Large scale weak supervision & Scalable recommendations in a hybrid environment
- 18:00 Networking
- 18:30 Large Scale Weak Supervision with Snorkel and Apache Beam by Suneel Marthi
- 19:30 Break
- 19:45 Scalable recommendations in a hybrid environment by Mikolaj Kromka
1. Large Scale Weak Supervision with Snorkel and Apache Beam
The advent of Deep Learning models has led to a massive growth of real-world machine learning. The models models rely on massive hand-labeled training datasets which is a bottleneck in developing and modifying machine learning models.
Most large scale Machine Learning systems today like Google’s DryBell use some form of Weak Supervision to construct lower quality, large scale training datasets that can be used to continuously retrain and deploy models in a real-world scenario.
The challenge with continuous retraining is that one needs to maintain prior state (e.g., the learning functions in case of Weak Supervision or a pre-trained model like BERT or Word2Vec for Transfer Learning) that is shared across multiple streams, while continuously updating the model. Apache Beam’s Stateful Stream processing capabilities are a perfect match here including support for scalable Weak Supervision.
The audience would come away with a better understanding of how Weak Supervision with Apache Beam’s stateful stream processing can be used to accelerate the labeling of training data, and real-time training and update of machine learning models.
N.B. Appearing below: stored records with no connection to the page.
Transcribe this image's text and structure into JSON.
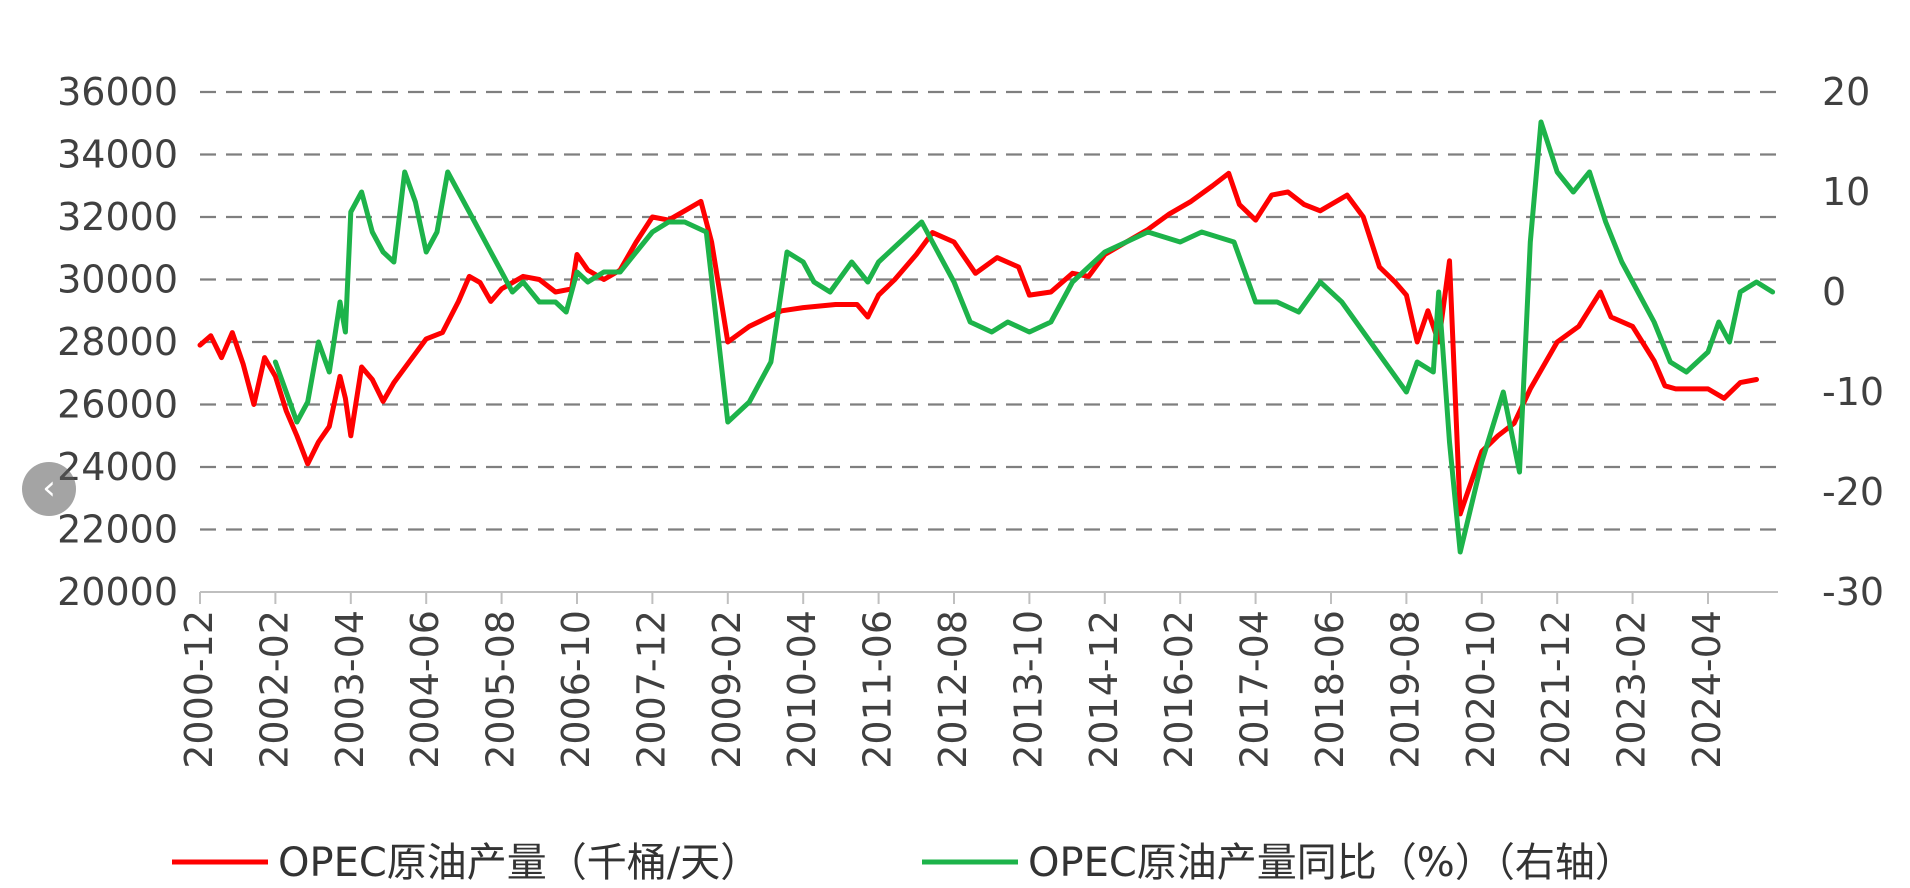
{
  "colors": {
    "production": "#ff0000",
    "yoy": "#1db34a",
    "grid": "#7f7f7f",
    "axis": "#bfbfbf"
  },
  "nav": {
    "prev_icon": "chevron-left-icon",
    "prev_glyph": "‹"
  },
  "chart_data": {
    "type": "line",
    "grid": "horizontal-dashed",
    "legend_position": "bottom",
    "x_tick_labels": [
      "2000-12",
      "2002-02",
      "2003-04",
      "2004-06",
      "2005-08",
      "2006-10",
      "2007-12",
      "2009-02",
      "2010-04",
      "2011-06",
      "2012-08",
      "2013-10",
      "2014-12",
      "2016-02",
      "2017-04",
      "2018-06",
      "2019-08",
      "2020-10",
      "2021-12",
      "2023-02",
      "2024-04"
    ],
    "y_left": {
      "range": [
        20000,
        36000
      ],
      "ticks": [
        "20000",
        "22000",
        "24000",
        "26000",
        "28000",
        "30000",
        "32000",
        "34000",
        "36000"
      ]
    },
    "y_right": {
      "range": [
        -30,
        20
      ],
      "ticks": [
        "-30",
        "-20",
        "-10",
        "0",
        "10",
        "20"
      ]
    },
    "series": [
      {
        "name": "OPEC原油产量（千桶/天）",
        "axis": "left",
        "color": "#ff0000",
        "points": [
          [
            "2000-12",
            27900
          ],
          [
            "2001-02",
            28200
          ],
          [
            "2001-04",
            27500
          ],
          [
            "2001-06",
            28300
          ],
          [
            "2001-08",
            27300
          ],
          [
            "2001-10",
            26000
          ],
          [
            "2001-12",
            27500
          ],
          [
            "2002-02",
            26900
          ],
          [
            "2002-04",
            25800
          ],
          [
            "2002-06",
            25000
          ],
          [
            "2002-08",
            24100
          ],
          [
            "2002-10",
            24800
          ],
          [
            "2002-12",
            25300
          ],
          [
            "2003-02",
            26900
          ],
          [
            "2003-03",
            26200
          ],
          [
            "2003-04",
            25000
          ],
          [
            "2003-06",
            27200
          ],
          [
            "2003-08",
            26800
          ],
          [
            "2003-10",
            26100
          ],
          [
            "2003-12",
            26700
          ],
          [
            "2004-03",
            27400
          ],
          [
            "2004-06",
            28100
          ],
          [
            "2004-09",
            28300
          ],
          [
            "2004-12",
            29300
          ],
          [
            "2005-02",
            30100
          ],
          [
            "2005-04",
            29900
          ],
          [
            "2005-06",
            29300
          ],
          [
            "2005-08",
            29700
          ],
          [
            "2005-12",
            30100
          ],
          [
            "2006-03",
            30000
          ],
          [
            "2006-06",
            29600
          ],
          [
            "2006-09",
            29700
          ],
          [
            "2006-10",
            30800
          ],
          [
            "2006-12",
            30300
          ],
          [
            "2007-03",
            30000
          ],
          [
            "2007-06",
            30300
          ],
          [
            "2007-09",
            31200
          ],
          [
            "2007-12",
            32000
          ],
          [
            "2008-03",
            31900
          ],
          [
            "2008-06",
            32200
          ],
          [
            "2008-09",
            32500
          ],
          [
            "2008-11",
            31200
          ],
          [
            "2009-02",
            28000
          ],
          [
            "2009-06",
            28500
          ],
          [
            "2009-12",
            29000
          ],
          [
            "2010-04",
            29100
          ],
          [
            "2010-10",
            29200
          ],
          [
            "2011-02",
            29200
          ],
          [
            "2011-04",
            28800
          ],
          [
            "2011-06",
            29500
          ],
          [
            "2011-09",
            30000
          ],
          [
            "2012-01",
            30800
          ],
          [
            "2012-04",
            31500
          ],
          [
            "2012-08",
            31200
          ],
          [
            "2012-12",
            30200
          ],
          [
            "2013-04",
            30700
          ],
          [
            "2013-08",
            30400
          ],
          [
            "2013-10",
            29500
          ],
          [
            "2014-02",
            29600
          ],
          [
            "2014-06",
            30200
          ],
          [
            "2014-09",
            30100
          ],
          [
            "2014-12",
            30800
          ],
          [
            "2015-04",
            31200
          ],
          [
            "2015-08",
            31600
          ],
          [
            "2015-12",
            32100
          ],
          [
            "2016-04",
            32500
          ],
          [
            "2016-08",
            33000
          ],
          [
            "2016-11",
            33400
          ],
          [
            "2017-01",
            32400
          ],
          [
            "2017-04",
            31900
          ],
          [
            "2017-07",
            32700
          ],
          [
            "2017-10",
            32800
          ],
          [
            "2018-01",
            32400
          ],
          [
            "2018-04",
            32200
          ],
          [
            "2018-06",
            32400
          ],
          [
            "2018-09",
            32700
          ],
          [
            "2018-12",
            32000
          ],
          [
            "2019-03",
            30400
          ],
          [
            "2019-06",
            29900
          ],
          [
            "2019-08",
            29500
          ],
          [
            "2019-10",
            28000
          ],
          [
            "2019-12",
            29000
          ],
          [
            "2020-02",
            28000
          ],
          [
            "2020-04",
            30600
          ],
          [
            "2020-06",
            22500
          ],
          [
            "2020-09",
            24000
          ],
          [
            "2020-10",
            24500
          ],
          [
            "2021-01",
            25000
          ],
          [
            "2021-04",
            25400
          ],
          [
            "2021-07",
            26500
          ],
          [
            "2021-12",
            28000
          ],
          [
            "2022-04",
            28500
          ],
          [
            "2022-08",
            29600
          ],
          [
            "2022-10",
            28800
          ],
          [
            "2023-02",
            28500
          ],
          [
            "2023-06",
            27400
          ],
          [
            "2023-08",
            26600
          ],
          [
            "2023-10",
            26500
          ],
          [
            "2024-01",
            26500
          ],
          [
            "2024-04",
            26500
          ],
          [
            "2024-07",
            26200
          ],
          [
            "2024-10",
            26700
          ],
          [
            "2025-01",
            26800
          ]
        ]
      },
      {
        "name": "OPEC原油产量同比（%）（右轴）",
        "axis": "right",
        "color": "#1db34a",
        "points": [
          [
            "2002-02",
            -7
          ],
          [
            "2002-04",
            -10
          ],
          [
            "2002-06",
            -13
          ],
          [
            "2002-08",
            -11
          ],
          [
            "2002-10",
            -5
          ],
          [
            "2002-12",
            -8
          ],
          [
            "2003-02",
            -1
          ],
          [
            "2003-03",
            -4
          ],
          [
            "2003-04",
            8
          ],
          [
            "2003-06",
            10
          ],
          [
            "2003-08",
            6
          ],
          [
            "2003-10",
            4
          ],
          [
            "2003-12",
            3
          ],
          [
            "2004-02",
            12
          ],
          [
            "2004-04",
            9
          ],
          [
            "2004-06",
            4
          ],
          [
            "2004-08",
            6
          ],
          [
            "2004-10",
            12
          ],
          [
            "2004-12",
            10
          ],
          [
            "2005-03",
            7
          ],
          [
            "2005-06",
            4
          ],
          [
            "2005-08",
            2
          ],
          [
            "2005-10",
            0
          ],
          [
            "2005-12",
            1
          ],
          [
            "2006-03",
            -1
          ],
          [
            "2006-06",
            -1
          ],
          [
            "2006-08",
            -2
          ],
          [
            "2006-10",
            2
          ],
          [
            "2006-12",
            1
          ],
          [
            "2007-03",
            2
          ],
          [
            "2007-06",
            2
          ],
          [
            "2007-09",
            4
          ],
          [
            "2007-12",
            6
          ],
          [
            "2008-03",
            7
          ],
          [
            "2008-06",
            7
          ],
          [
            "2008-10",
            6
          ],
          [
            "2009-02",
            -13
          ],
          [
            "2009-06",
            -11
          ],
          [
            "2009-10",
            -7
          ],
          [
            "2010-01",
            4
          ],
          [
            "2010-04",
            3
          ],
          [
            "2010-06",
            1
          ],
          [
            "2010-09",
            0
          ],
          [
            "2011-01",
            3
          ],
          [
            "2011-04",
            1
          ],
          [
            "2011-06",
            3
          ],
          [
            "2011-10",
            5
          ],
          [
            "2012-02",
            7
          ],
          [
            "2012-05",
            4
          ],
          [
            "2012-08",
            1
          ],
          [
            "2012-11",
            -3
          ],
          [
            "2013-03",
            -4
          ],
          [
            "2013-06",
            -3
          ],
          [
            "2013-10",
            -4
          ],
          [
            "2014-02",
            -3
          ],
          [
            "2014-06",
            1
          ],
          [
            "2014-12",
            4
          ],
          [
            "2015-04",
            5
          ],
          [
            "2015-08",
            6
          ],
          [
            "2016-02",
            5
          ],
          [
            "2016-06",
            6
          ],
          [
            "2016-12",
            5
          ],
          [
            "2017-04",
            -1
          ],
          [
            "2017-08",
            -1
          ],
          [
            "2017-12",
            -2
          ],
          [
            "2018-04",
            1
          ],
          [
            "2018-08",
            -1
          ],
          [
            "2018-12",
            -4
          ],
          [
            "2019-04",
            -7
          ],
          [
            "2019-08",
            -10
          ],
          [
            "2019-10",
            -7
          ],
          [
            "2020-01",
            -8
          ],
          [
            "2020-02",
            0
          ],
          [
            "2020-04",
            -15
          ],
          [
            "2020-06",
            -26
          ],
          [
            "2020-10",
            -17
          ],
          [
            "2021-02",
            -10
          ],
          [
            "2021-05",
            -18
          ],
          [
            "2021-07",
            5
          ],
          [
            "2021-09",
            17
          ],
          [
            "2021-12",
            12
          ],
          [
            "2022-03",
            10
          ],
          [
            "2022-06",
            12
          ],
          [
            "2022-09",
            7
          ],
          [
            "2022-12",
            3
          ],
          [
            "2023-02",
            1
          ],
          [
            "2023-06",
            -3
          ],
          [
            "2023-09",
            -7
          ],
          [
            "2023-12",
            -8
          ],
          [
            "2024-04",
            -6
          ],
          [
            "2024-06",
            -3
          ],
          [
            "2024-08",
            -5
          ],
          [
            "2024-10",
            0
          ],
          [
            "2025-01",
            1
          ],
          [
            "2025-04",
            0
          ]
        ]
      }
    ]
  }
}
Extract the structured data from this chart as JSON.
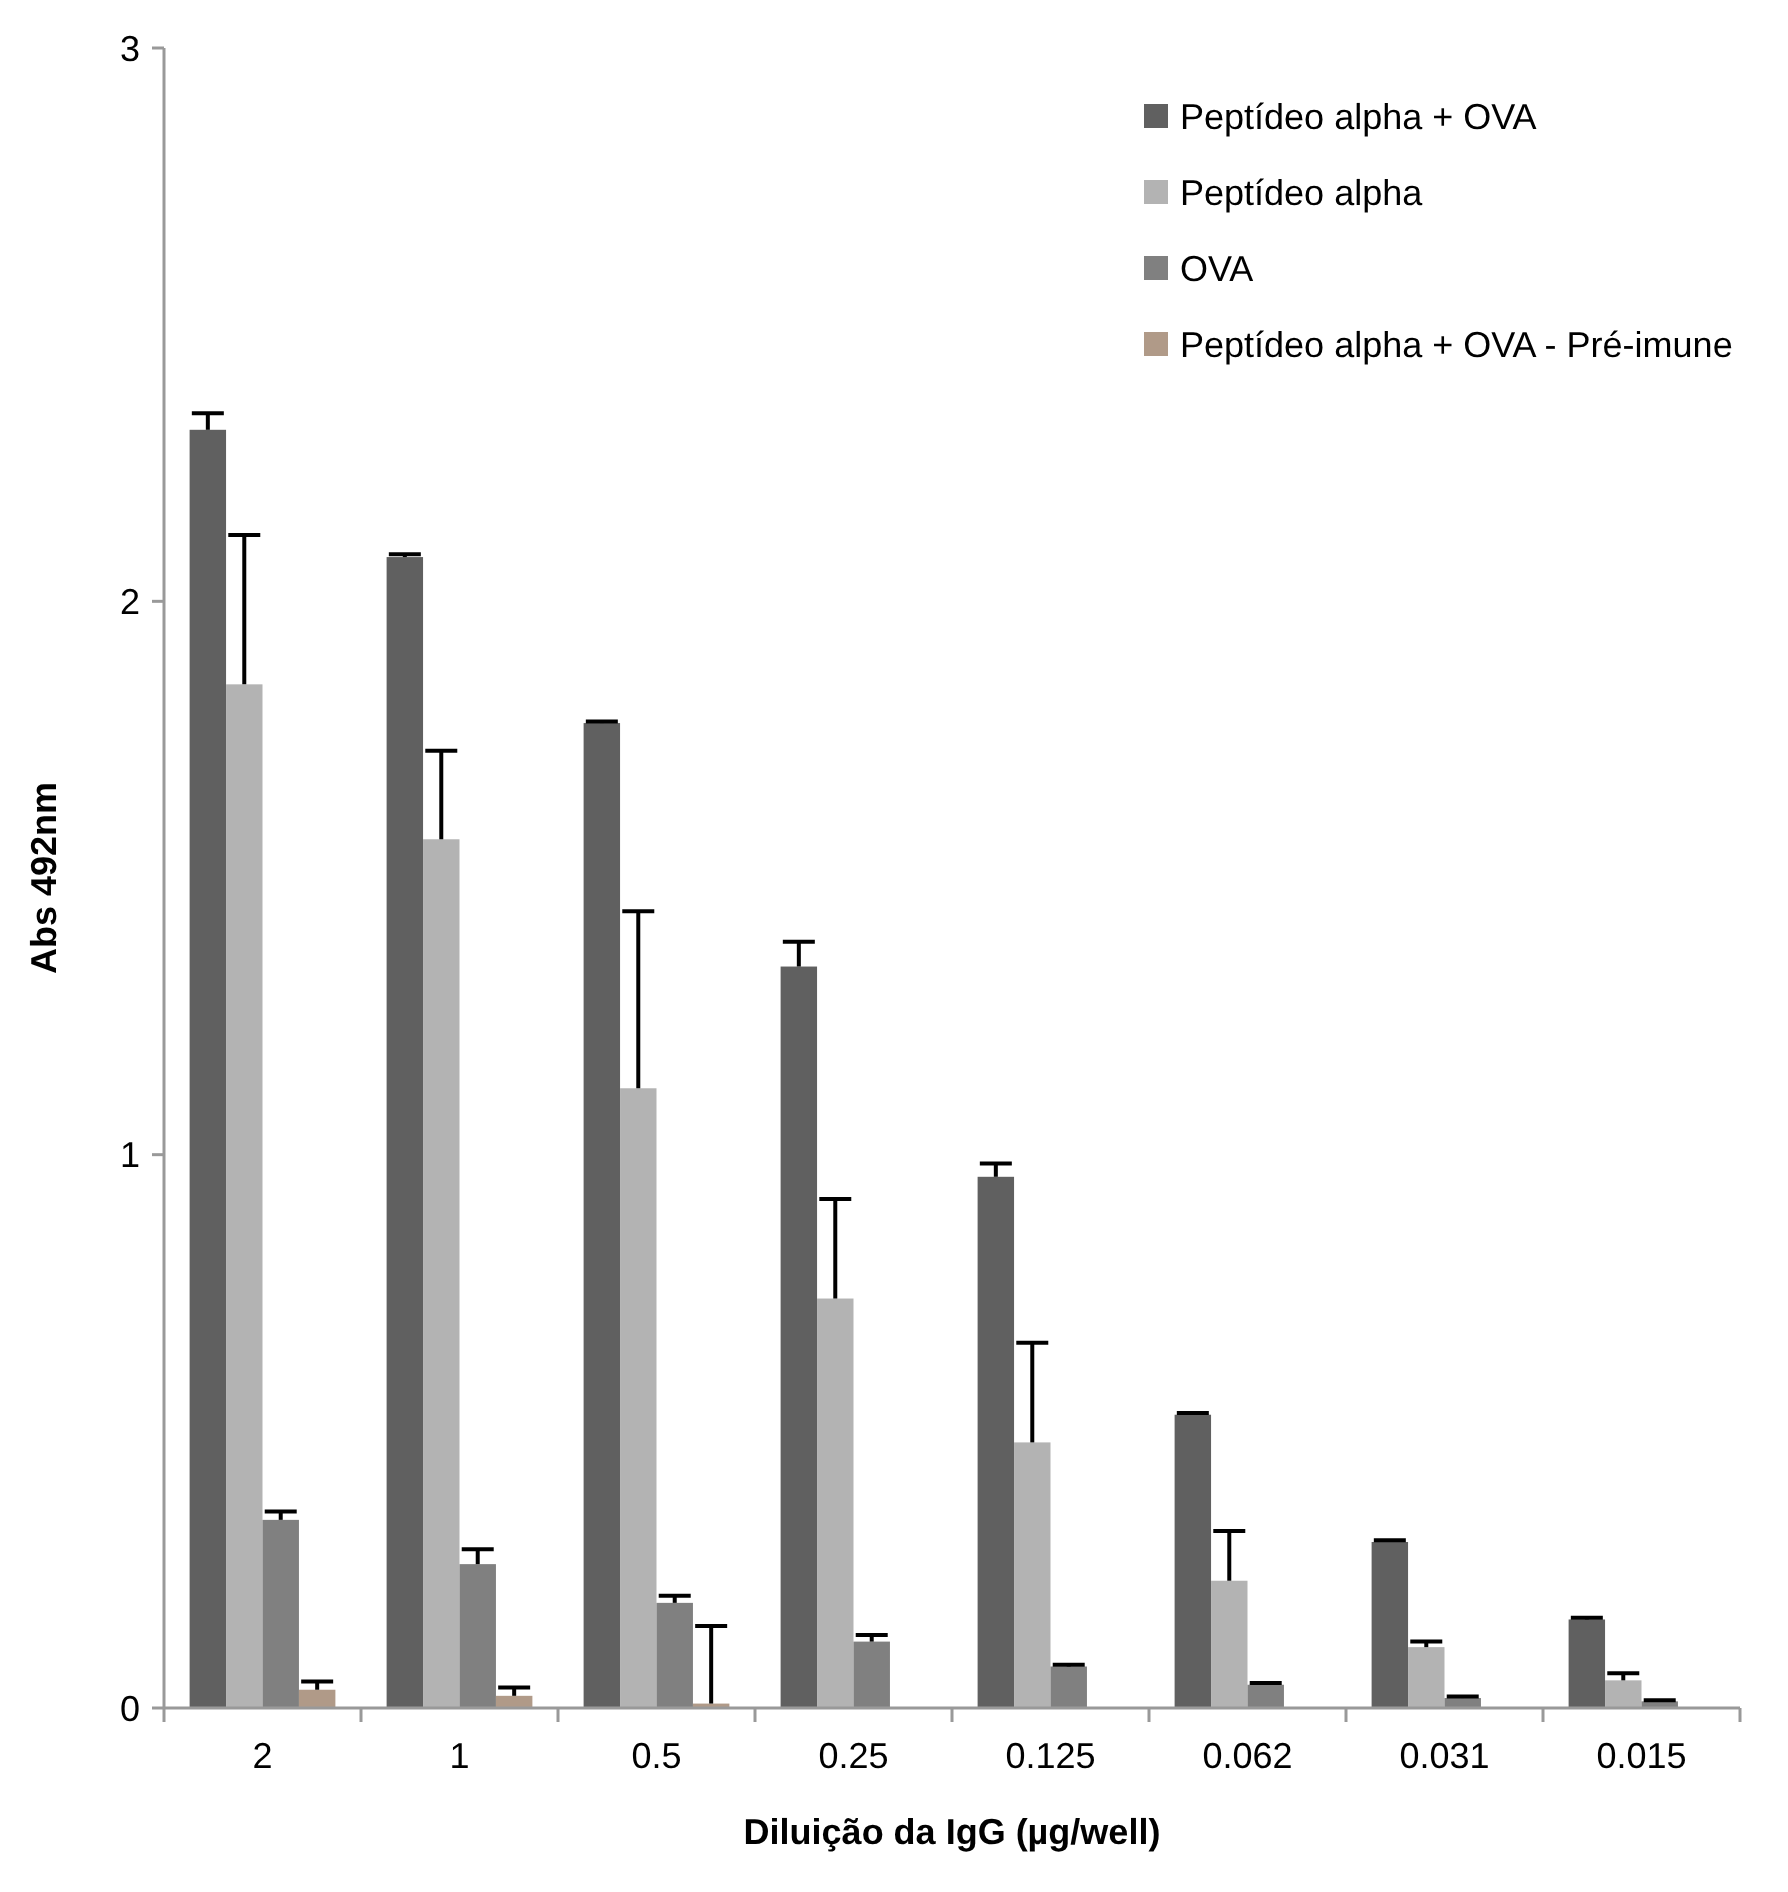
{
  "chart_data": {
    "type": "bar",
    "xlabel": "Diluição da IgG (µg/well)",
    "ylabel": "Abs 492nm",
    "categories": [
      "2",
      "1",
      "0.5",
      "0.25",
      "0.125",
      "0.062",
      "0.031",
      "0.015"
    ],
    "ylim": [
      0,
      3
    ],
    "yticks": [
      0,
      1,
      2,
      3
    ],
    "grid": false,
    "legend": "top right",
    "series": [
      {
        "name": "Peptídeo alpha + OVA",
        "color": "#606060",
        "values": [
          2.31,
          2.08,
          1.78,
          1.34,
          0.96,
          0.53,
          0.3,
          0.16
        ],
        "errors": [
          0.03,
          0.005,
          0.003,
          0.045,
          0.024,
          0.003,
          0.003,
          0.003
        ]
      },
      {
        "name": "Peptídeo alpha",
        "color": "#b3b3b3",
        "values": [
          1.85,
          1.57,
          1.12,
          0.74,
          0.48,
          0.23,
          0.11,
          0.05
        ],
        "errors": [
          0.27,
          0.16,
          0.32,
          0.18,
          0.18,
          0.09,
          0.01,
          0.013
        ]
      },
      {
        "name": "OVA",
        "color": "#808080",
        "values": [
          0.34,
          0.26,
          0.19,
          0.12,
          0.075,
          0.042,
          0.018,
          0.012
        ],
        "errors": [
          0.015,
          0.027,
          0.013,
          0.012,
          0.003,
          0.003,
          0.003,
          0.002
        ]
      },
      {
        "name": "Peptídeo alpha + OVA - Pré-imune",
        "color": "#b09a88",
        "values": [
          0.033,
          0.022,
          0.008,
          null,
          null,
          null,
          null,
          null
        ],
        "errors": [
          0.015,
          0.015,
          0.14,
          null,
          null,
          null,
          null,
          null
        ]
      }
    ]
  }
}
Suneel is a Member of Apache Software Foundation and is a Committer and PMC on Apache Mahout, Apache OpenNLP, Apache Stream. He presently works as a Principal Technologist – AI/ML at Amazon Web Services. He’s previously presented at Flink Forward, Hadoop Summit Europe, Berlin Buzzwords, Machine Learning Conference and Apache Big Data in the past. He’s based out of Dulles, Virginia in the Washington DC Metro area.
2. Scalable recommendations in a hybrid environment
How to develop projects using Machine Learning on Big Data? Is it possible to scale Python code and if yes then what is the cost? How to set up cooperation between engineers and data scientists? Answers to these and many other questions will be provided during the presentation based on experience in creating analytical platform for one of the biggest retailers in the world - Tesco. The main theme will be personalised product recommendation system assisting, in real time, millions of British clients.
Mikołaj Kromka is a Software Development Manager at VirtusLab, currently involved in projects using Machine Learning on Big Data, where he helps to parallelize and run the code in hybrid, cluster-cloud environment. Spark and pySpark woskhops trainer. Privately CS PhD student at AGH in Kraków, climber and explorer Cracow's museums.